Using peak detection with ```significance_threshold = 3```, we filter the peaks using the significance threshold we have set. Now, to visualize these peaks, we calculated for the local maxima using ```argrelextrema()``` to locate these peaks using a graph. Using these techniques, we found out that the following dates have major implications in the occurence of mis/disinformation tweets regarding the Aquinos:

*   **February 25, 2020** - EDSA Revolution Anniversary
*   **August 21, 2020**- Ninoy Aquino Day
*   **February 26, 2021**- EDSA Revolution Anniversary
*   **August 21, 2021** - Ninoy Aquino Day
*   **January 25, 2022**- Cory Aquino's Birthday
*   **February 25, 2022** - EDSA Revolution Anniversary
*   **May 10, 2022** - Philippine Elections
*   **August 21, 2022** - Ninoy Aquino Day



**Implications** \\
Now, this implies that there is a **significant increase** in mis/disinformation tweets whenever major events related to the Aquinos, a prominent political family in the Philippines, occur. It suggests that there may be an **underlying connection** driving trolls to manipulate or distort historical events whenever discussions or controversies surrounding the Aquinos resurface on social media.

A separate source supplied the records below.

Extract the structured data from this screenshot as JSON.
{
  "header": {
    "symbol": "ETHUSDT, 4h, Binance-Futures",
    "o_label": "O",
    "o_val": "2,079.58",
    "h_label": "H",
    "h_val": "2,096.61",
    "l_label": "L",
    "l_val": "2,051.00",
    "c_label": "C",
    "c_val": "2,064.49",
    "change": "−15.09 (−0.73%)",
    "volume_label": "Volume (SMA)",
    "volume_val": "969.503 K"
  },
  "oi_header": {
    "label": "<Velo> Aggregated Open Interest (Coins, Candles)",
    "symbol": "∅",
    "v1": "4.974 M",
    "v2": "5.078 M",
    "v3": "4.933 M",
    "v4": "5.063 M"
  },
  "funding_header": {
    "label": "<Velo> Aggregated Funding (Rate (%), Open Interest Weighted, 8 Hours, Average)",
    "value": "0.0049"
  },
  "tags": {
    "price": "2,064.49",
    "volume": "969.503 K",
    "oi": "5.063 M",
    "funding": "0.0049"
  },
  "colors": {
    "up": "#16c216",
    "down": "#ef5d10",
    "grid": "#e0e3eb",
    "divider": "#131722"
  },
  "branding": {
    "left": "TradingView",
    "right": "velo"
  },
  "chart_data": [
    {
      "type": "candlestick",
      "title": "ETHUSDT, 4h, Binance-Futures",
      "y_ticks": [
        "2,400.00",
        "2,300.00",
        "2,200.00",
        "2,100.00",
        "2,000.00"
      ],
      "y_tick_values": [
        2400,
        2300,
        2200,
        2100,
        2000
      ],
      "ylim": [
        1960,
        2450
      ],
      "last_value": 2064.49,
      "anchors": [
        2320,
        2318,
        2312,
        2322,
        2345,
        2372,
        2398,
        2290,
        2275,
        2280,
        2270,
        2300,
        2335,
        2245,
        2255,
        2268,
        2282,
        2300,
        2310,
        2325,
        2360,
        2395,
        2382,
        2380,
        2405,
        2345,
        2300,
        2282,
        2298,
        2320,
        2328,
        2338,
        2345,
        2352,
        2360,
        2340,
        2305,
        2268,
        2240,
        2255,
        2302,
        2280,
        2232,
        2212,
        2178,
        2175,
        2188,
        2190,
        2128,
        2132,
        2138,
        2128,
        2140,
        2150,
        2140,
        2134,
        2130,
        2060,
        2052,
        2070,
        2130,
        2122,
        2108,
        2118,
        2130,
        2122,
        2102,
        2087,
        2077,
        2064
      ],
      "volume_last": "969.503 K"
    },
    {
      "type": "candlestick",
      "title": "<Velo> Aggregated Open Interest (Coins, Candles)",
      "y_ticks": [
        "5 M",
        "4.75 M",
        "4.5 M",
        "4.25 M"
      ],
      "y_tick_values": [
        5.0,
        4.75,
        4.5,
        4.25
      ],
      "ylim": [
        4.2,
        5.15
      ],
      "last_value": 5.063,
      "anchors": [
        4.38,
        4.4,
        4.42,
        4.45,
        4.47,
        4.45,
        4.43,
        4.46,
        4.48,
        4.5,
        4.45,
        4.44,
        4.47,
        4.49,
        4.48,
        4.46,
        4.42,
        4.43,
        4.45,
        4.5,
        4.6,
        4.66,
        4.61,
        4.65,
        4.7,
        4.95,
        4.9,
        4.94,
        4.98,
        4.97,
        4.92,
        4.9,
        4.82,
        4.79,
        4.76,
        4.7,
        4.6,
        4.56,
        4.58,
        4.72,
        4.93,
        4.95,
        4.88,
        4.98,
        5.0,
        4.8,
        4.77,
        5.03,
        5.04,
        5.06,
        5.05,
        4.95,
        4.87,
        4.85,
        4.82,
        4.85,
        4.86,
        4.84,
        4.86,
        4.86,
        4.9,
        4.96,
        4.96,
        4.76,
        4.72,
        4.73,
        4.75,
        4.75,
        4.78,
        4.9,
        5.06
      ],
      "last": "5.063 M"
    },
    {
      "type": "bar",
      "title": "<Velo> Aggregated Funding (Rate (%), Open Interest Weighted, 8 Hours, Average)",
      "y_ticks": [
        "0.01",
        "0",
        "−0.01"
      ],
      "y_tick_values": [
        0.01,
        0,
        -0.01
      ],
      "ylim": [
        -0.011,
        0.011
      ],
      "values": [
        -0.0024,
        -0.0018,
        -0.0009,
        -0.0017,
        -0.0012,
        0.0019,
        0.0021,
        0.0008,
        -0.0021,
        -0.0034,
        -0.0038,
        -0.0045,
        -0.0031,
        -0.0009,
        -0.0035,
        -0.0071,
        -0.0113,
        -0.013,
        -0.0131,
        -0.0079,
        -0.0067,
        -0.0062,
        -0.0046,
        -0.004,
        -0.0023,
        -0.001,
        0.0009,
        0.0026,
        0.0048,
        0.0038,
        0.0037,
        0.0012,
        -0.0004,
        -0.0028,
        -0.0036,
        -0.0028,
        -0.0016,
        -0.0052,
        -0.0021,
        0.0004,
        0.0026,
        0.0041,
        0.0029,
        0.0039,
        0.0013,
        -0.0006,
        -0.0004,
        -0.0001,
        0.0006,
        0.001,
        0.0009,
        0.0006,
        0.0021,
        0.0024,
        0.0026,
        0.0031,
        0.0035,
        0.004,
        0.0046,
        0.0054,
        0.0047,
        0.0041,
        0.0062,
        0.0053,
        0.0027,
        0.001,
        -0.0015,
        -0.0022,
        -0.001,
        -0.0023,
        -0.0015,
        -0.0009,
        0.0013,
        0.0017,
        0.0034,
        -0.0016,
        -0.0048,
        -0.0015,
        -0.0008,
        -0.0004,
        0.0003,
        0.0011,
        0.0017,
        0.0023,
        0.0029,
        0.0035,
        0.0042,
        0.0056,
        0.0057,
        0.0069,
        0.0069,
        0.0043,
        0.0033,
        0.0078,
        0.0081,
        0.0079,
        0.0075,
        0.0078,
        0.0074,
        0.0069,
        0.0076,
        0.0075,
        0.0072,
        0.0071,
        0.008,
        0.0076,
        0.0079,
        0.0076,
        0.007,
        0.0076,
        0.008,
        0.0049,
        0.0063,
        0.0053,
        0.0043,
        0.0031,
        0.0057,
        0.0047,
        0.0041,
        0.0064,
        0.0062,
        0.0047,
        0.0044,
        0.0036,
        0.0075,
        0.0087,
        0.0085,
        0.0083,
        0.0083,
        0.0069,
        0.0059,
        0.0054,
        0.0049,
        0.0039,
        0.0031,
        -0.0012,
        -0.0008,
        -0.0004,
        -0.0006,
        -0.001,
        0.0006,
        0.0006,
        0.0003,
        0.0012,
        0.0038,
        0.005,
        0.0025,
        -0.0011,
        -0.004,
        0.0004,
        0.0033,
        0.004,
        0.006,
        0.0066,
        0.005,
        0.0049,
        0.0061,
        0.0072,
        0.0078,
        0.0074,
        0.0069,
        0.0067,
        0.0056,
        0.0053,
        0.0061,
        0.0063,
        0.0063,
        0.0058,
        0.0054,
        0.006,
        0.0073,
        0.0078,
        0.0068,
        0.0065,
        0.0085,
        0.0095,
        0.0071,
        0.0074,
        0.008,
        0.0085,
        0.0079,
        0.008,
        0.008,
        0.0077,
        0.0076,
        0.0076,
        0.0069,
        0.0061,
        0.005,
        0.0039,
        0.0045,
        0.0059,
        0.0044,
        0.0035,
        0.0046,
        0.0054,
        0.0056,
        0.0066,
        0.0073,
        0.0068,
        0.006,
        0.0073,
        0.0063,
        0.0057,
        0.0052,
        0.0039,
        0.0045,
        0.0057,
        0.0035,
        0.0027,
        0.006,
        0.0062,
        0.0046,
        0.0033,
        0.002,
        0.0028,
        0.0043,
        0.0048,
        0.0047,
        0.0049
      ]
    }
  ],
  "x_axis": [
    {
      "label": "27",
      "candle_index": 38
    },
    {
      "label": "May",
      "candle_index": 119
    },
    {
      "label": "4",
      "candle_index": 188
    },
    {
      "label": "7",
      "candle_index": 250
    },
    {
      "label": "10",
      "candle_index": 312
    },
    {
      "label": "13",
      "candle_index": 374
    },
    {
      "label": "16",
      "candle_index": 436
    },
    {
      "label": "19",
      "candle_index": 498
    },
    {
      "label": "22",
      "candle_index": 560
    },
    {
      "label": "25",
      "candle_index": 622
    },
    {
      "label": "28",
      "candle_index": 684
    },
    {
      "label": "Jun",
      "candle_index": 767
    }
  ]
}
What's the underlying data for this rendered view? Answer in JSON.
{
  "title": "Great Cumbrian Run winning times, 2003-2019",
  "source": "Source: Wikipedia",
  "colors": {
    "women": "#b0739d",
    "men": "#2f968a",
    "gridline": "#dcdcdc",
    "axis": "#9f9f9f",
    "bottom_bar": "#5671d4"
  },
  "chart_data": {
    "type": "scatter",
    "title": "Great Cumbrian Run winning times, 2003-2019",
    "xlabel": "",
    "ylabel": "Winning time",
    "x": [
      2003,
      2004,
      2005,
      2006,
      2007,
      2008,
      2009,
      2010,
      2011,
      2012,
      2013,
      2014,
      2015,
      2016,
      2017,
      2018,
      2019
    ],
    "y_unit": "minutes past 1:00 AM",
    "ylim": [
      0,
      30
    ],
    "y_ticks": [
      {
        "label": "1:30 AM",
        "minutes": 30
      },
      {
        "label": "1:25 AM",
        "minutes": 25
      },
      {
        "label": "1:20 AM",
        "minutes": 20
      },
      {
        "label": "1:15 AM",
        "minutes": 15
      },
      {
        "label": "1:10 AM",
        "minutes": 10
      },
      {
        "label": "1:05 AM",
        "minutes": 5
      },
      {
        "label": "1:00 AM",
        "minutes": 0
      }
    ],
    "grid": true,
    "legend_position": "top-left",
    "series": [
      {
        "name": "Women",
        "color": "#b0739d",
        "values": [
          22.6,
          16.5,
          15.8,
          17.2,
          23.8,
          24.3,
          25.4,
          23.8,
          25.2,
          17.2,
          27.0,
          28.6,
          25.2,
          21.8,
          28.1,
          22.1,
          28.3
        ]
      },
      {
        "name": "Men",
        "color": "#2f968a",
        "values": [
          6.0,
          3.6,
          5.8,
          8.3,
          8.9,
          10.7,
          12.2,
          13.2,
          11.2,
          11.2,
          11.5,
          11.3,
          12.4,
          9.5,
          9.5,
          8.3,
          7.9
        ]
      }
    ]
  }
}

These mis/disinformation campaigns often surge during major events associated with the Aquinos, such as anniversaries of historical moments or political developments. These campaigns are driven by various motivations, including political agendas, personal biases, or attempts to shape public opinion. Furthermore, trolls engage in spreading mis/disinformation by stirring or distorting history, particularly events linked to the Aquinos. Their aim is to alter public perceptions, discredit the Aquinos, or incite controversy. Historical revisionism also plays a role, as some individuals or organizations seek to promote alternative narratives or downplay aspects of the Aquinos' legacy.

**Conclusion** \\
Summing it up, the results show how the recent events established a connection with the Aquinos, which in turn, increased the volume of allegation tweets against them. As the Monthly SVR and Linear Regression Model showed that the allegation tweets increased linearly in time, implying a significant increase in twitter users who contribute to the influx of mis/disinformation.

Identified peak events turned to be dates of relevant events like People Power Revolution Anniversary, Ninoy Aquino Day, Cory Aquino’s Birthday, and 2022
National Elections. Thus, these are the top contributors to the volume of allegation tweets.

This calls for a more rigorous and extensive fact-checking, especially during these important events that reflect our political views, not just as individuals, but our decisions as a democratic country. We should be more vigilant as the battle against mis/disinformation will never end. However, as long as journalists, data scientists, and we exist, we will do whatever it takes for truth to prevail against this sea of mis/disinformation.

With that, this concludes the study that we have conducted about the Deceptions Bound to "Dilawan".